MBT Affordability Insights: 6 ways to maximise loan size
Mortgage Broker Tools explores what options there are for brokers who want to maximise the amount their clients are able to borrow.

With the backdrop of ever-increasing household costs feeding through into income and expenditure calculations, affordability is being squeezed from all sides, especially for those earning lower incomes. So, what options are there for brokers who want to maximise the amount their clients are able to borrow? There are more ways than you might think to achieve the desired outcomes for your clients. Here are just some of them.
1. The five-year fixed rate "blag"
Since last summer, lenders do not have to apply a stress test to a rate that is variable or fixed for less than five years, but many still do enhance affordability where a client takes on a five-year fixed rate, simply because of the medium-term stability it provides. Most will include a relevant question on their affordability calculator, and some will give a 'range' for the affordability result. This is an important option to consider, even when faced with clients who think that rates will be down again soon and so are asking for two-year fixed rates.
2. Professional clients
Many lenders are starting to enhance affordability for ‘professional' clients. The acceptable occupations vary between lenders, but generally speaking the list has expanded way beyond, just doctors, dentists, solicitors, etc. Again, some lenders have the question on their calculator, whilst others will require a conversation, but these lenders can be a good choice for a suitable client.

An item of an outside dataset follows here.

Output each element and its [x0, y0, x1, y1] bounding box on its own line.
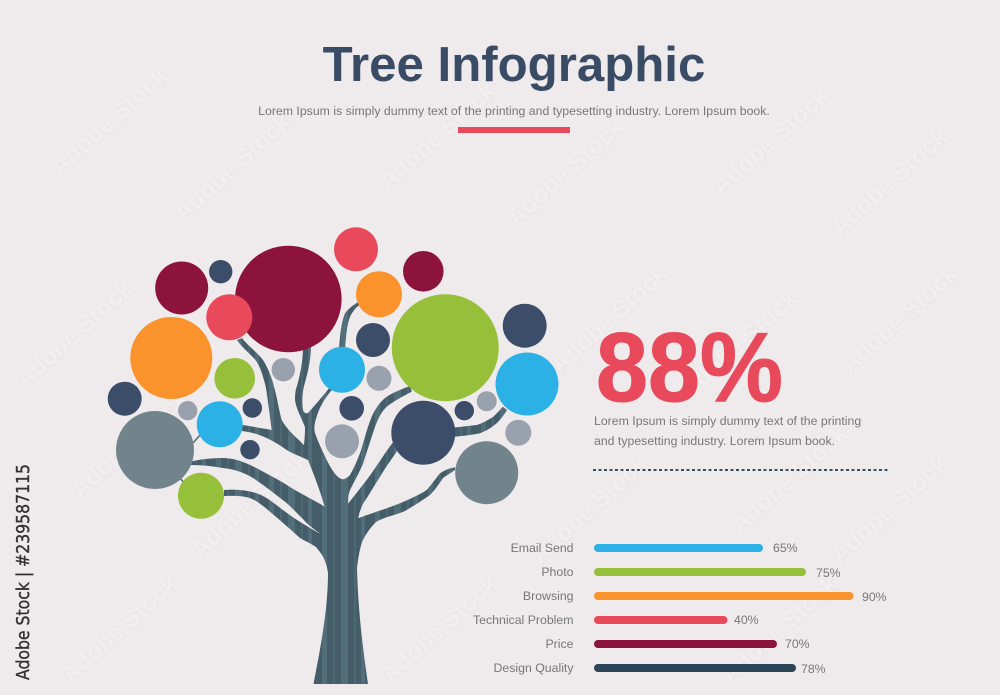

3. Limited company directors
The self-employed have been hit fairly hard by lenders in recent years, but a limited company director has seven different ways their income can be looked at – so, in many ways, they have more options than any class of borrower. This is mainly based around the use of retained profit, but there are now at least five lenders that will take net profit before tax plus salary, so always look at all the options for clients. It’s often worth talking to your accountant connections to demonstrate how you can help their clients.
4. CIS contractors
There are now 10 lenders that take the gross weekly wage for CIS contractors and treat the client as employed, which often means an annual income of circa £50,000 being used for affordability, rather than a typical net profit figure of circa £35,000-37,000 – and this obviously increases the loan size available.
5. Higher incomes
Clients with incomes of more than £100,000 are very well catered for with 16+ lenders allowing five times income and at least six allowing up to 5.5 times. These clients do need a decent deposit, but their extra net disposable income is recognised by an increasing number of lenders. So always check with those lenders happy to help.
6. Like-for-like remortgages
Where a client is looking to just swap lenders on their existing mortgage balance and not raise any extra funds, many lenders will allow up to 5.5 times income. Many are so-called 'mortgage prisoners' and may not be helped under that scheme but could find a lender that might help. This is especially true for clients on lower incomes, who are not eligible for the higher income multiples described above but can now have access to new rate different lenders. This is excellent news for those who are currently paying their lender’s SVR, with the possibility of rates rising still further.
So, as you can see there are many ways of enhancing affordability for clients today, but you do of course have to have been able to recognise all these options across the market. The only accurate way of doing this is to make use of technology and let an affordability platform do the heavy lifting for you. Just make sure it’s a platform that covers all of these options as some will be more comprehensive than others.